Anayasa Mahkemesi, cinayetin etkin soruşturulmadığını belirtti, yaşam hakkının usul yönünden ihlal edildiğine hükmederek Maşallah Güzelsoy’a 30 bin TL tazminat ödenmesine karar verdi.
Maşallah Güzelsoy, eşinin öldürülmesiyle ilgili etkili bir ceza soruşturması yürütülmemesi nedeniyle yaşam hakkının ihlal edildiğini belirterek bireysel başvuru yapmıştı.

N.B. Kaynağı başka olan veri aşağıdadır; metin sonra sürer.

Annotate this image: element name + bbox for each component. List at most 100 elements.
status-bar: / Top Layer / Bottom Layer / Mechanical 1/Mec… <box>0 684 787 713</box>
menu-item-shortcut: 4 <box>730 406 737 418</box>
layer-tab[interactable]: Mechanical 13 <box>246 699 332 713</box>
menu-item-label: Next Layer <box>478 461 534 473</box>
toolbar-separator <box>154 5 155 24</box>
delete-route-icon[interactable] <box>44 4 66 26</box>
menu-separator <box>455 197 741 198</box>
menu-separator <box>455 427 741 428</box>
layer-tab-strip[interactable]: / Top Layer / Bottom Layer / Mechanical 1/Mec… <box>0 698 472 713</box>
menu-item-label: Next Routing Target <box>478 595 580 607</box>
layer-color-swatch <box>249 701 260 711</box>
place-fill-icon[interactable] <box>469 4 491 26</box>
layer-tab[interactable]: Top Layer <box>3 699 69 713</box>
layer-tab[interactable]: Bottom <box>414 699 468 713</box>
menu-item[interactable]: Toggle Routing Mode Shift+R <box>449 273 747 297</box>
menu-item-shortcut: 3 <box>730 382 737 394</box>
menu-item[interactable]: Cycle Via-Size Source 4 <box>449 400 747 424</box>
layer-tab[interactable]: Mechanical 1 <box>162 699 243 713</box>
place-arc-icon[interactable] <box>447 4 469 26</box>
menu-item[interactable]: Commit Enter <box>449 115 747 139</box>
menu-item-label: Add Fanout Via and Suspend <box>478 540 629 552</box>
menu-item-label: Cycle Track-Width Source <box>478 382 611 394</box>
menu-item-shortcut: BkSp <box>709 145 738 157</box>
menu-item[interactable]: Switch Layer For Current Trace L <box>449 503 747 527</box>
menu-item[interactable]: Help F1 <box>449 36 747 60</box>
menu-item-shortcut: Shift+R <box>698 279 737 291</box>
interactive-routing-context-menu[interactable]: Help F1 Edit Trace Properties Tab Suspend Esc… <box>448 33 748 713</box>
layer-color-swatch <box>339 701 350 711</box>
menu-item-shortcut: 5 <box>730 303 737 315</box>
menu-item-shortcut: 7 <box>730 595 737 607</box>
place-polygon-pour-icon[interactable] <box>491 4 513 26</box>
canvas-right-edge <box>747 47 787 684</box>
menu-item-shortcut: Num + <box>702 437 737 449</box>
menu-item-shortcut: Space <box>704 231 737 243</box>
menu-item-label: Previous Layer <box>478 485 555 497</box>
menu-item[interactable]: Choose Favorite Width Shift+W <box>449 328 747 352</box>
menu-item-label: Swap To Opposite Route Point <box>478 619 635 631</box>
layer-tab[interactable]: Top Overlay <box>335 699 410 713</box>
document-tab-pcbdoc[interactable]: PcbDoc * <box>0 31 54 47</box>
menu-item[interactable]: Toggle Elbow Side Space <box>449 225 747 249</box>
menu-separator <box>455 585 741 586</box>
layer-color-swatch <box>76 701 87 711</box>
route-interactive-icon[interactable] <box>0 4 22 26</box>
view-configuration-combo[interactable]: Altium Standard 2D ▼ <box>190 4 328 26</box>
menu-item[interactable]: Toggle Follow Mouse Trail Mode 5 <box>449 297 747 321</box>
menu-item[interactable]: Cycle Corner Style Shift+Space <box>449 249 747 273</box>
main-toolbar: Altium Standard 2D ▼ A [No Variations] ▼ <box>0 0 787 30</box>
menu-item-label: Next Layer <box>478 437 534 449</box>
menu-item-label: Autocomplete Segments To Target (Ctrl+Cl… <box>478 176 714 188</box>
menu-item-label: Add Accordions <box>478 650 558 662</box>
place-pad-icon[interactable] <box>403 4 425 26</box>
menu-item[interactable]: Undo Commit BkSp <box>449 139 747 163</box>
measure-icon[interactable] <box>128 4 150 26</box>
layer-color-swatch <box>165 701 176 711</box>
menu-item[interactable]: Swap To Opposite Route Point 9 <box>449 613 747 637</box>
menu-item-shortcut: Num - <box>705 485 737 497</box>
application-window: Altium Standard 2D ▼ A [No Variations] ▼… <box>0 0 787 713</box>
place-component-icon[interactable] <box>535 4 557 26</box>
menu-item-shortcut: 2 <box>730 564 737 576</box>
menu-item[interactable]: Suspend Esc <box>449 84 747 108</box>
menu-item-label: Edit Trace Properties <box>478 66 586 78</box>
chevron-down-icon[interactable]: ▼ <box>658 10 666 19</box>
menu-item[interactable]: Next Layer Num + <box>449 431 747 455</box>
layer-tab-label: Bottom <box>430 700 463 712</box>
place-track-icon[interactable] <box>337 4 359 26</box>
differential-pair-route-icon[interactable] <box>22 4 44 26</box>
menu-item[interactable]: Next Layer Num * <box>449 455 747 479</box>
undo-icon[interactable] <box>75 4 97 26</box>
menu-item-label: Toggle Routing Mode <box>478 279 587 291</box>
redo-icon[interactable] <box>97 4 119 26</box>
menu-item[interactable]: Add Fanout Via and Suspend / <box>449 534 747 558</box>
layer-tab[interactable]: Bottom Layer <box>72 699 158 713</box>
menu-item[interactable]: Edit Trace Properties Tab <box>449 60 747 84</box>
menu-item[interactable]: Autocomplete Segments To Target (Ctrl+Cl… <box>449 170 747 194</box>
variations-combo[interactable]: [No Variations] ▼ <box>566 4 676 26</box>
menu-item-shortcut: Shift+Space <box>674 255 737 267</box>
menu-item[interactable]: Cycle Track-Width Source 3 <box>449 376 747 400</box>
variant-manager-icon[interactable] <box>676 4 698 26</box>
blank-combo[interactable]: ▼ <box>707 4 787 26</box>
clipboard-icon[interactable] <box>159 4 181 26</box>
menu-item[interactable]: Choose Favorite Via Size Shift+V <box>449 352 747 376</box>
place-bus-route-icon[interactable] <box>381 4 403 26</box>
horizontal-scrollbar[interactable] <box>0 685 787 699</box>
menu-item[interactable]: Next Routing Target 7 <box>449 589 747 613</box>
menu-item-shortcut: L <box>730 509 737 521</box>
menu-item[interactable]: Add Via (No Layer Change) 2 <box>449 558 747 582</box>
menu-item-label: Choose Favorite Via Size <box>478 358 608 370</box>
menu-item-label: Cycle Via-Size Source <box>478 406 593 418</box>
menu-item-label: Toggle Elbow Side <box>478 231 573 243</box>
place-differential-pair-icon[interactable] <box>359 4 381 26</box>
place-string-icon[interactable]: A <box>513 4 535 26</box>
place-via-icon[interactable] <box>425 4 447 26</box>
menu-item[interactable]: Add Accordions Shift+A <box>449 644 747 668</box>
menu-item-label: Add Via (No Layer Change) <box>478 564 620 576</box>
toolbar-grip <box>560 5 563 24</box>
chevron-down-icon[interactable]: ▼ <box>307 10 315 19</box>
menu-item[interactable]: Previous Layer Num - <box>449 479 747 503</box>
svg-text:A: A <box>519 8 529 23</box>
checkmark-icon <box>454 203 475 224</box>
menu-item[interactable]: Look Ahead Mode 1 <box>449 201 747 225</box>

Başvuruda, “eşinin faili meçhul şekilde öldürüldüğünü, otomobilinin de bulunamadığını ancak bu otomobil üzerinde bulunan jant ve tekerleklerin iki kolluk görevlisinin kullanımında olduğunun belirlendiğini, bu görevlilere dava açılmadığını” belirtti.
22 yıl önce evden çıktı…
Diyarbakır’da yaşayan Sedat Güzelsoy, bir taksi durağına bağlı olarak ticari taksi şoförlüğü yapıyordu.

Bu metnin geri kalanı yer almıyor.